The Boise River hit its highest flow of the year on Tuesday, peaking at more than 9,100 cubic feet per second at the Glenwood Bridge.

As the river inundates low-lying areas, federal disaster relief is rolling out to help with what the Idaho Office of Emergency Management estimates at $30 million in flood damage statewide so far.

All of Idaho’s counties have had disaster declarations put in place. Eleven counties received presidential disaster declarations, making low-interest federal disaster loans available.

Neither Ada nor Canyon county is among the 11. But Curtis Elke, the federal Natural Resources Conservation Service state conservationist for Idaho, has issued a local declaration of disaster for the 33 Idaho counties not covered by President Donald Trump’s declaration.
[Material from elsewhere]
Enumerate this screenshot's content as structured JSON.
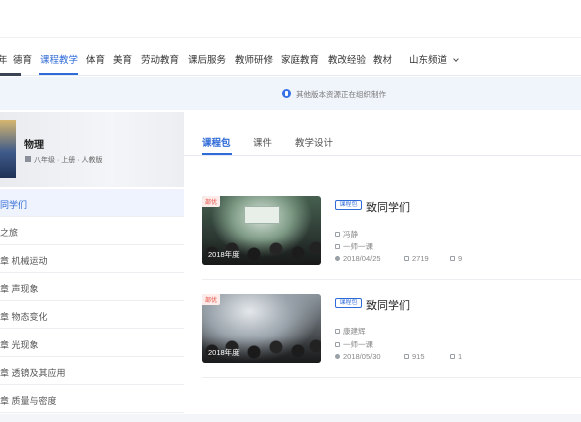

That can make help available for removing debris from channels, curb soil erosion, protect roads and bridges, and remove structures or obstructions that impede floodplains.

This year’s record snow pack, rainfall and rising temperatures have led to serious damage to both private property and public infrastructure along the Boise River. The flooding is expected to continue into the summer.

Trump’s declaration means the Small Business Administration may now lend private nonprofits up to $2 million to repair or replace damaged or destroyed real estate, machinery and equipment, inventory and other business assets.

The interest rate on SBA loans is 2.5 percent with terms up to 30 years. The filing deadline to return applications for physical property damage is June 20. The deadline to return economic injury applications is Jan. 22. Applicants may apply online using Small Business Administration’s secure website.